The book’s political importance- many conservatives have publicly noted how it helped inform their political beliefs- is not to be understated and its success should not be underappreciated.
But although the book has proven to be a beloved conservative novel, its story of individuals standing up against a powerful and unforgiving government was never brought to the big screen until last year. That was when the first film in a series adapted from the book was released nationwide. Now, over a year later, the sequel “Atlas Shrugged: Part 2”- which focuses on the middle portion of the story- arrives in theaters today. I recently had the chance to talk to producer John Aglialoro about the lessons he learned from the book, why the film isn’t aimed at politicians, and if there’ll be a part three.
If you’re unfamiliar with the story, the films revolve around a passionate and successful businesswoman named Dagny Taggart who sees firsthand how out-of-control the government has become as it takes more control over the individual. In this sequel, the cast was completely changed and the production budget- which was approximately ten million on the original- was doubled.
What’s similar, however, is the story’s core focus of individuals fighting for themselves and their own interests. When I asked him what he took away from the novel when he first read it, he replied, “I think the book said to me that you are allowed to have a rational self-interest and it’s good to pursue your own interests.”

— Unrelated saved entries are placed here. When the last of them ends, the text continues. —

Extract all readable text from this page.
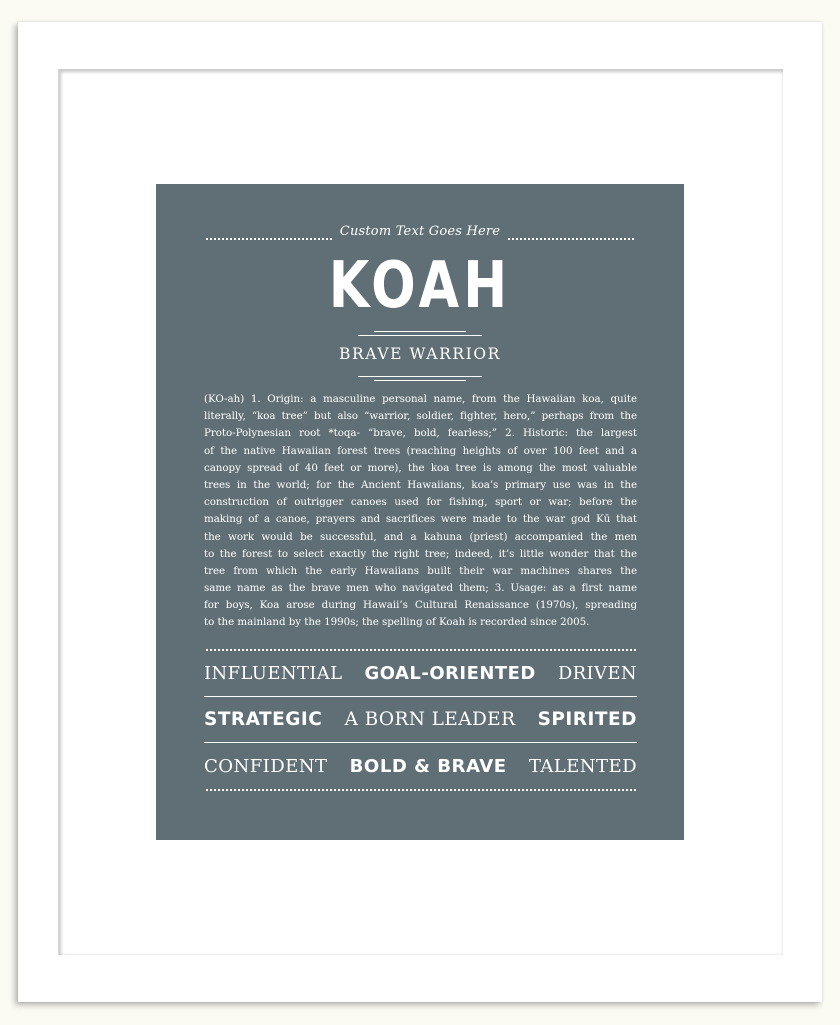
Custom Text Goes Here
KOAH
BRAVE WARRIOR
(KO-ah) 1. Origin: a masculine personal name, from the Hawaiian koa, quite
literally, “koa tree” but also “warrior, soldier, fighter, hero,” perhaps from the
Proto-Polynesian root *toqa- “brave, bold, fearless;” 2. Historic: the largest
of the native Hawaiian forest trees (reaching heights of over 100 feet and a
canopy spread of 40 feet or more), the koa tree is among the most valuable
trees in the world; for the Ancient Hawaiians, koa’s primary use was in the
construction of outrigger canoes used for fishing, sport or war; before the
making of a canoe, prayers and sacrifices were made to the war god Kū that
the work would be successful, and a kahuna (priest) accompanied the men
to the forest to select exactly the right tree; indeed, it’s little wonder that the
tree from which the early Hawaiians built their war machines shares the
same name as the brave men who navigated them; 3. Usage: as a first name
for boys, Koa arose during Hawaii’s Cultural Renaissance (1970s), spreading
to the mainland by the 1990s; the spelling of Koah is recorded since 2005.
INFLUENTIAL GOAL-ORIENTED DRIVEN
STRATEGIC A BORN LEADER SPIRITED
CONFIDENT BOLD & BRAVE TALENTED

After acquiring the rights in 1992, Aglialoro said that he ended up making the first film on a deadline so that he could use the rights before they ran out. He noted that “most great books have been made into movies” and called the story of “Atlas Shrugged” the “greatest epic that was never made into a movie.” He added that in the early 90’s, the Library of Congress and the New York Times conducted a study to determine some of the most influential books in people’s lives and “Atlas Shrugged” was high on the list. Surprisingly, it was one of the few novels- if not the only one- that hadn’t been adapted for the big screen.
That is, of course, until last year.
The sequel hits theaters less than four weeks before voters enter their polling places and cast a vote for the next president of the United States and Aglialoro stated that he and many of his advertisers pushed for the film to come out before the presidential election. He noted that although scheduling the movie before the election forced them to “quicken the pace” of production, it “worked to the advantage of financing the movie because a few of the investors did state… that they were very enthused and interested in and incentivized in their investment by having it come out before the election. And I felt exactly the same way.”
Aglialoro and I also spoke about politics today and if people should be concerned about the government becoming as powerful as it is depicted as in the film. He responded as a businessman himself noting that “the enemy of the entrepreneur is the politician and [that] the politician is like a barking dog.” With that in mind, he argued that entrepreneurs should always be wary of politicians getting too close because entrepreneurs run the risk of getting bitten.
He went on to note that the movie doesn’t seek to change the minds of politicians—whose minds do not provide “fertile soil” for ideological shifts that would benefit entrepreneurs—but to influence the electorate, who choose the politicians that run the government.
As for a third film that concludes the series, Aglialoro said that a third movie would definitely be made after the election.
“I think the only question as for part three will be how massive a budget and how massive an effort,” he said.